Holmes is charged in the July 2012 attack that killed 12 people and injured 70 at a movie theater in Aurora, a Denver suburb. He has pleaded not guilty by reason of insanity.
At the hearing Thursday, Holmes wore a red jail uniform and sat quietly at the defense table.
A lawyer for Holmes, Tamara Brady, told Samour that Holmes would challenge the judge’s Feb. 20 order granting a prosecution request that Holmes undergo a second mental evaluation.
“That could delay things as well,” said Brady, who had asked earlier Thursday that no trial date be set yet.
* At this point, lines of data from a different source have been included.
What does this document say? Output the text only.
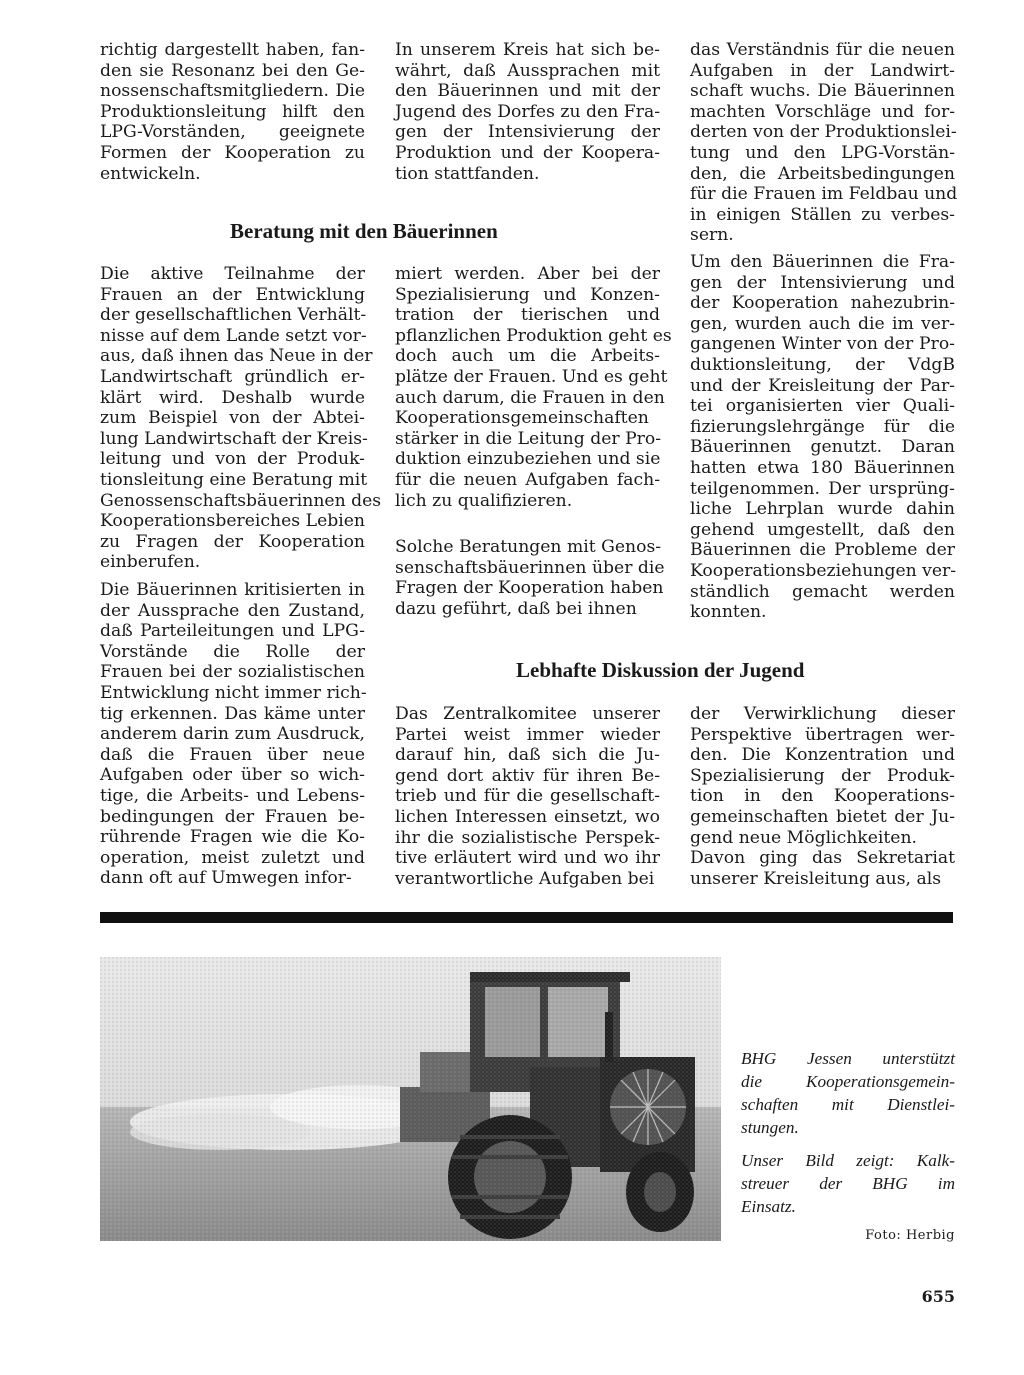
richtig dargestellt haben, fan-
den sie Resonanz bei den Ge-
nossenschaftsmitgliedern. Die
Produktionsleitung hilft den
LPG-Vorständen, geeignete
Formen der Kooperation zu
entwickeln.
In unserem Kreis hat sich be-
währt, daß Aussprachen mit
den Bäuerinnen und mit der
Jugend des Dorfes zu den Fra-
gen der Intensivierung der
Produktion und der Koopera-
tion stattfanden.
das Verständnis für die neuen
Aufgaben in der Landwirt-
schaft wuchs. Die Bäuerinnen
machten Vorschläge und for-
derten von der Produktionslei-
tung und den LPG-Vorstän-
den, die Arbeitsbedingungen
für die Frauen im Feldbau und
in einigen Ställen zu verbes-
sern.
Um den Bäuerinnen die Fra-
gen der Intensivierung und
der Kooperation nahezubrin-
gen, wurden auch die im ver-
gangenen Winter von der Pro-
duktionsleitung, der VdgB
und der Kreisleitung der Par-
tei organisierten vier Quali-
fizierungslehrgänge für die
Bäuerinnen genutzt. Daran
hatten etwa 180 Bäuerinnen
teilgenommen. Der ursprüng-
liche Lehrplan wurde dahin
gehend umgestellt, daß den
Bäuerinnen die Probleme der
Kooperationsbeziehungen ver-
ständlich gemacht werden
konnten.
Beratung mit den Bäuerinnen
Die aktive Teilnahme der
Frauen an der Entwicklung
der gesellschaftlichen Verhält-
nisse auf dem Lande setzt vor-
aus, daß ihnen das Neue in der
Landwirtschaft gründlich er-
klärt wird. Deshalb wurde
zum Beispiel von der Abtei-
lung Landwirtschaft der Kreis-
leitung und von der Produk-
tionsleitung eine Beratung mit
Genossenschaftsbäuerinnen des
Kooperationsbereiches Lebien
zu Fragen der Kooperation
einberufen.
Die Bäuerinnen kritisierten in
der Aussprache den Zustand,
daß Parteileitungen und LPG-
Vorstände die Rolle der
Frauen bei der sozialistischen
Entwicklung nicht immer rich-
tig erkennen. Das käme unter
anderem darin zum Ausdruck,
daß die Frauen über neue
Aufgaben oder über so wich-
tige, die Arbeits- und Lebens-
bedingungen der Frauen be-
rührende Fragen wie die Ko-
operation, meist zuletzt und
dann oft auf Umwegen infor-
miert werden. Aber bei der
Spezialisierung und Konzen-
tration der tierischen und
pflanzlichen Produktion geht es
doch auch um die Arbeits-
plätze der Frauen. Und es geht
auch darum, die Frauen in den
Kooperationsgemeinschaften
stärker in die Leitung der Pro-
duktion einzubeziehen und sie
für die neuen Aufgaben fach-
lich zu qualifizieren.
Solche Beratungen mit Genos-
senschaftsbäuerinnen über die
Fragen der Kooperation haben
dazu geführt, daß bei ihnen
Lebhafte Diskussion der Jugend
Das Zentralkomitee unserer
Partei weist immer wieder
darauf hin, daß sich die Ju-
gend dort aktiv für ihren Be-
trieb und für die gesellschaft-
lichen Interessen einsetzt, wo
ihr die sozialistische Perspek-
tive erläutert wird und wo ihr
verantwortliche Aufgaben bei
der Verwirklichung dieser
Perspektive übertragen wer-
den. Die Konzentration und
Spezialisierung der Produk-
tion in den Kooperations-
gemeinschaften bietet der Ju-
gend neue Möglichkeiten.
Davon ging das Sekretariat
unserer Kreisleitung aus, als
BHG Jessen unterstützt
die Kooperationsgemein-
schaften mit Dienstlei-
stungen.
Unser Bild zeigt: Kalk-
streuer der BHG im
Einsatz.
Foto: Herbig
655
Brady said that when the challenge to the mental exam is formally lodged, likely within the next two weeks, Holmes would also request that the evaluation be postponed until the question is resolved. Samour had earlier given the state hospital until July 11 to submit a new report on Holmes’s mental state, and trial cannot begin until that report is complete.
Prosecutors are seeking the death penalty, which, like the insanity plea, is a factor that means extra time in court for special arguments.
The original trial date was in August. That was pushed to February after prosecutors announced they were seeking the death penalty. The February date was abandoned when prosecutors requested that Holmes undergo a second mental health evaluation.
In granting the request for a second mental evaluation, Samour said the first evaluation by the state mental hospital was “incomplete and inadequate.”